Stability at National Level, less so at Local Level

While there is less fragmentation at national government, the same cannot be said of the metros, especially in Gauteng. This is a classic “stable centre, chaotic periphery” dynamic, and it is structural. At national level, existential threats (sovereign risk, credit ratings, global markets) forced political maturity. Local government lacks that pressure. Smaller parties often grandstand without sinking the ship, as seen with the constant threats by the minority governing parties to exit the African National Congress (ANC)-led coalition government in the municipality whenever they are unhappy. With the 2026 Local Government Elections (November 2026–February 2027) on the horizon, it provides further incentive for disruption over delivery.

There is also intense horse trading that leads to compromises for the sake of keeping coalitions together. In Tshwane, a deputy mayor position was created first for ActionSA to occupy and now that position is occupied by the ANC. This was a compromise that went against the ANC’s resolution to occupy mayoral positions in metros which they have more seats. The executive mayor of Ekurhuleni, Doctor Xhakaza, recently revealed that he wanted the Economic Freedom Fighters (EFF) out of the metro’s government but the ANC in the Province barred from doing so, to ensure the stability of the Gauteng government. The province is governed as a minority administration by the ANC’s Panyaza Lesufi. Lesufi’s government remains under the constant threats of votes of no confidence and threats to oppose the provincial budgets.

These few examples are not isolated anecdotes. They are structural. Gauteng contributes approximately 33 % of national GDP. When its metros are paralysed, the entire country’s economic recovery is held hostage. Investors do not distinguish between a stable national budget and collapsing municipal water systems or threatened power cuts; they see one country where the cost of business doing keeps rising (private generators, boreholes, security, broken supply chains).

This is why the shift in fragmentation matters profoundly for business. GNU’s success at national level is necessary for macro-stability, credit ratings and international credibility. But it is insufficient for lived operational reality. Service delivery, infrastructure maintenance, local economic development and day-to-day enforcement all occur at provincial and municipal levels. A coherent national government that presides over dysfunctional cities is ultimately a government that fails its economy. Public trust erodes. Voter disillusionment grows and the very parties in the GNU become vulnerable to backlash when residents, and businesses, blame “the coalition” for local collapse.

The countdown to the 2026 Local Government Elections

The upcoming elections makes the danger more acute. Campaign mode is already underway. Parties now have a powerful incentive to weaponise local instability for electoral gain – not a genuine effort to resolve it. The national Clearing House Mechanism logic that saved the GNU is nowhere to be seen in the metros.
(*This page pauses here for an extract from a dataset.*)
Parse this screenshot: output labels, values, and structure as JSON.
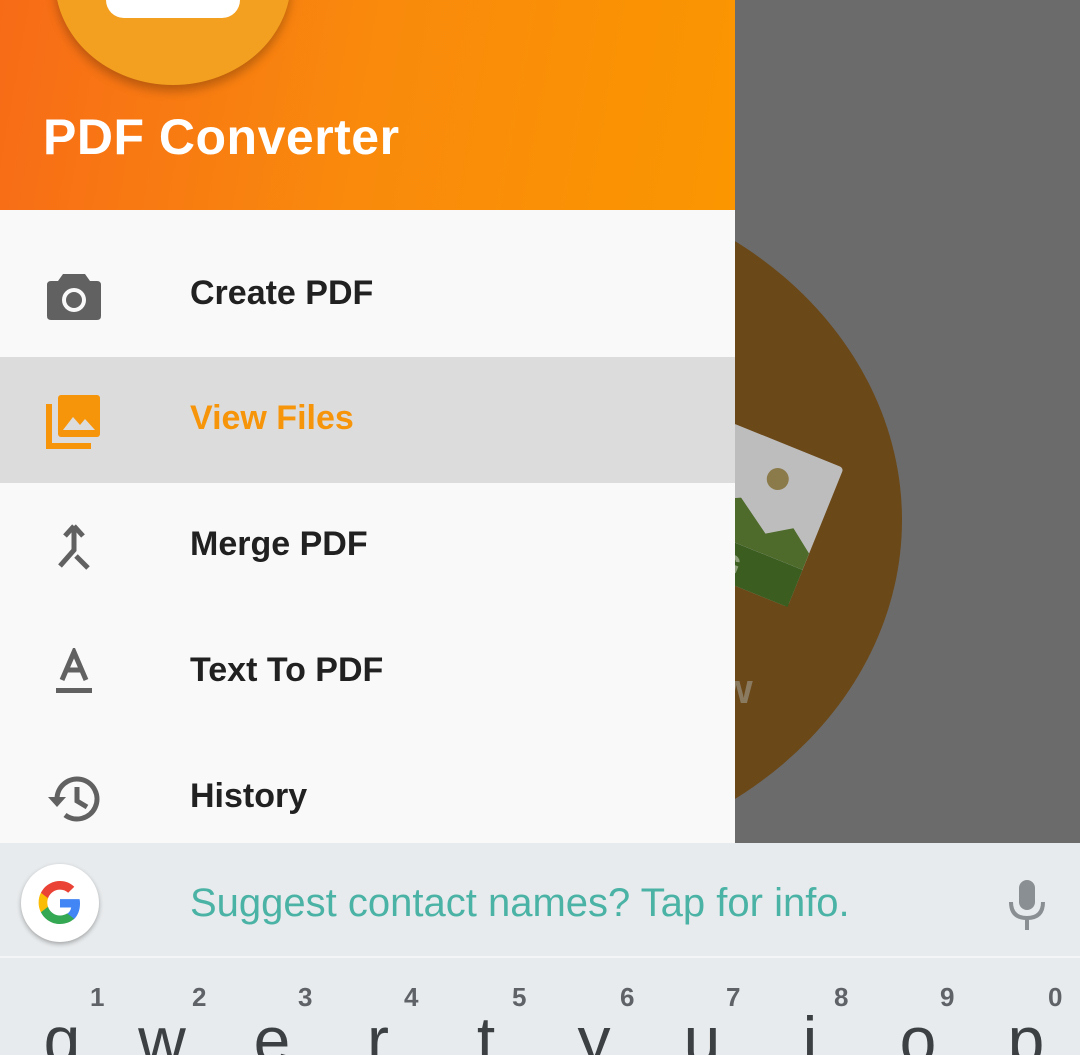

The DA’s April 2026 elective Federal Congress will not test the GNU, if Geordin Hill-Lewis succeeds John Steenhuisen as Federal Leader, as he has already signalled continuity at national level. The far harder test is whether the same parties can export the national formula, structured consultation, consensus mechanisms, and the shared understanding that collapse is not an option, to Gauteng province and its metros before the LGE campaign turns fragmentation into open electoral warfare.

South Africa has proven it can produce a functional multi-party national government under pressure. The next frontier is proving it can do the same were governance touches people’s lives and business operations. Until that gap closes, the GNU’s national coherence will remain a partial victory, impressive in Pretoria, but hollow (and costly) in the streets, factories and boardrooms of Ekurhuleni, Tshwane, and Johannesburg. The battle for South Africa’s future has shifted from national survival to local functionality. For the business community, that is no longer a political story. It is an operational and investment risk.